In the biggest single cut to the size of the army, 4,480 soldiers have been made redundant. In the third of what officials described as “across-the-board salami slices”, the Ministry of Defence said 84 per cent of those affected had applied for redundancy.
No personnel preparing for, serving on, or recovering from deployments lost their jobs unless they applied for redundancy.
Personnel with serious injuries sustained on operations were also exempt from the cuts. However, officials say those in these categories could be made redundant in the final round of cuts next year.
Those who applied for voluntary redundancy will leave on or before 17 December, and those who did not will leave on or before 17 June 2014.
There will be no new reductions in the army as a result of the latest spending review, due to be announced by the Chancellor of the Exchequer George Osborne on 26 June. The defence secretary, Philip Hammond, has already negotiated a 1 per cent increase in the defence equipment programme, but is having to find a 5 per cent cut in his overall budget for 2015-16.
Danny Alexander, the chief secretary to the Treasury, showed little sympathy for the army when he said last week it had “more horses than tanks”. The army has been getting rid of many of its tanks, now seen as less relevant in modern warfare.

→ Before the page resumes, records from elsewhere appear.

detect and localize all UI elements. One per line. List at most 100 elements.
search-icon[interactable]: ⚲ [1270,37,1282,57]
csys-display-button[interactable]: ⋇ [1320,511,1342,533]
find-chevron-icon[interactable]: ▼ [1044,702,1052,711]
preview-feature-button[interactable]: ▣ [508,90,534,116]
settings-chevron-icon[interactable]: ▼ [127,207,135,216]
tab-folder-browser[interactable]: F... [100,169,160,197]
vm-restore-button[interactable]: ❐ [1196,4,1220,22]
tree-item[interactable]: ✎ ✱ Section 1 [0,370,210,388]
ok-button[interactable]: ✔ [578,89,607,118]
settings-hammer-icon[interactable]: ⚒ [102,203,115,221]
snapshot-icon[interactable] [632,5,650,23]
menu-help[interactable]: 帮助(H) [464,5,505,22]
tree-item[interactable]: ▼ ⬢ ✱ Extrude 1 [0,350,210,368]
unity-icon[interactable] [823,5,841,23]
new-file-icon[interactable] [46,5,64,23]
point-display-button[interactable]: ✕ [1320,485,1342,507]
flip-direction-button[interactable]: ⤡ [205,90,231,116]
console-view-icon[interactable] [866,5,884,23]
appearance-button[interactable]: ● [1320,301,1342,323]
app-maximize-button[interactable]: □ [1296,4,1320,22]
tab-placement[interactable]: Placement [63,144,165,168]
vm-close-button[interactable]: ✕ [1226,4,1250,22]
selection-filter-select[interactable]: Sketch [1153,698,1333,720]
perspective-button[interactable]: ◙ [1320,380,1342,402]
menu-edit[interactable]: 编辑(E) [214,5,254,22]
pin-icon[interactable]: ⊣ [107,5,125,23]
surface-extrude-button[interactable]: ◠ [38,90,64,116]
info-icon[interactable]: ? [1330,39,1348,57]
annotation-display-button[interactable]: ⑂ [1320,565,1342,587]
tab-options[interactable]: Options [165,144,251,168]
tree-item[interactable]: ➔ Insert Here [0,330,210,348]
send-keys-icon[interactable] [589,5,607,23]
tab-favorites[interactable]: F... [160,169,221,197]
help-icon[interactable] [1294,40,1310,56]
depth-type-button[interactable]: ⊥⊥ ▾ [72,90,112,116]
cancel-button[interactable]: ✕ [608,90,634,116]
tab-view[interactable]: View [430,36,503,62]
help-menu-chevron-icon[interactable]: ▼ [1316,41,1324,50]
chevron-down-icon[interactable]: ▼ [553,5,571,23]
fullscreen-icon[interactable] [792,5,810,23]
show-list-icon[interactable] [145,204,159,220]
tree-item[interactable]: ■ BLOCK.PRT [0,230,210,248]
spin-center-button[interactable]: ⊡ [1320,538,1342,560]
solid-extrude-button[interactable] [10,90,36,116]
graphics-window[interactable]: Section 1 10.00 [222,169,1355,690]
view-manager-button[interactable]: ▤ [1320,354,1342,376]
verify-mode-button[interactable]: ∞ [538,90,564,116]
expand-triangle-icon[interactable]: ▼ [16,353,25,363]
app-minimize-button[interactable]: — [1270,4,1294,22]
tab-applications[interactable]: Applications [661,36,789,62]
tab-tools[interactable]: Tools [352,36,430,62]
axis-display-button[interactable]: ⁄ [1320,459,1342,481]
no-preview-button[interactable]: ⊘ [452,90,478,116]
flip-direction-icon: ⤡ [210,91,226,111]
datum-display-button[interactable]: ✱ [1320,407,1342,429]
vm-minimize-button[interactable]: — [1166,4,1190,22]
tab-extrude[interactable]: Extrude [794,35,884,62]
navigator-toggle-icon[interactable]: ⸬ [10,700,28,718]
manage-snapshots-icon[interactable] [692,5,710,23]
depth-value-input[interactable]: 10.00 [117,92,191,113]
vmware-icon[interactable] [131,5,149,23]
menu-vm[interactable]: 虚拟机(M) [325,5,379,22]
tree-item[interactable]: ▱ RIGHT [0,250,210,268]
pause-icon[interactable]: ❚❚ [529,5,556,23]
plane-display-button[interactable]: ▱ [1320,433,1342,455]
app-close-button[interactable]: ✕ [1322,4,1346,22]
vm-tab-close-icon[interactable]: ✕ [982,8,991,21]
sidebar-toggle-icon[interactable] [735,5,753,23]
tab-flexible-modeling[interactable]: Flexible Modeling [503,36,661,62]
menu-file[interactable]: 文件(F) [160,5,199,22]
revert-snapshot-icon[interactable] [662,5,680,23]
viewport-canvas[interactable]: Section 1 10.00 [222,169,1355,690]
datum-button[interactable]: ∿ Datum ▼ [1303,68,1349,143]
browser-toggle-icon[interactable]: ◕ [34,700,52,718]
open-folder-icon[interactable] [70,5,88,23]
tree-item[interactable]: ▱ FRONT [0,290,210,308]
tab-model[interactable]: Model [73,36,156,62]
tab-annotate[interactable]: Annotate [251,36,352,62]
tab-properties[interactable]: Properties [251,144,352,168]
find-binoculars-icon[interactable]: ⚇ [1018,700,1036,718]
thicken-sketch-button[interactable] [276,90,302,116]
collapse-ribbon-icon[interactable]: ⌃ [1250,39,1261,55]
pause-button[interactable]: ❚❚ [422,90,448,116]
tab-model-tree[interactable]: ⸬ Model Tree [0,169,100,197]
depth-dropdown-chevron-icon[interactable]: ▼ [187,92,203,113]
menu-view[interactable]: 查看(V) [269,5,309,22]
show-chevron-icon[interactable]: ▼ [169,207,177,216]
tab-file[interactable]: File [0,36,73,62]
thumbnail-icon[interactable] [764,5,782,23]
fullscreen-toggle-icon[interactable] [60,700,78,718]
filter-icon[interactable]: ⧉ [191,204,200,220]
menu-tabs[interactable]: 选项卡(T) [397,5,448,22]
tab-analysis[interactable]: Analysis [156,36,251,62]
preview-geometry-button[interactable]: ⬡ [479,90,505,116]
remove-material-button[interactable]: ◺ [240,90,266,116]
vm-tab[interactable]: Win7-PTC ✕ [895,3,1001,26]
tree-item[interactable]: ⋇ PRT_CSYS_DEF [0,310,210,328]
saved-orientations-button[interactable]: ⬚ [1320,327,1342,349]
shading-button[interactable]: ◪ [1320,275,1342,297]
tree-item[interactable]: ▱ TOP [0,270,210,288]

Defence chiefs hope the number of reservists will double to 30,000 by 2018, but whether they attain this objective will depend to a great extent on the attitude of employers.
The army says it will continue to attract new recruits – some 10,000 soldiers and officers this year – to keep a balanced rank structure and age range.
General Sir Peter Wall, the head of the army, said the redundancies were “a difficult but essential step towards our army 2020 structure. We owe our sincere gratitude to those leaving the army for their service over such a demanding period of operations.”
Wall warned last week that gaps between military resources and planned capabilities caused by spending cuts “could become quite dangerous, quite quickly”.
Hammond said: “Although smaller, our armed forces will be more flexible and agile to reflect the challenges of the future, with the protection and equipment they need. They will continue to be the bedrock of our society and provide extremely rewarding and exciting careers for future recruits.”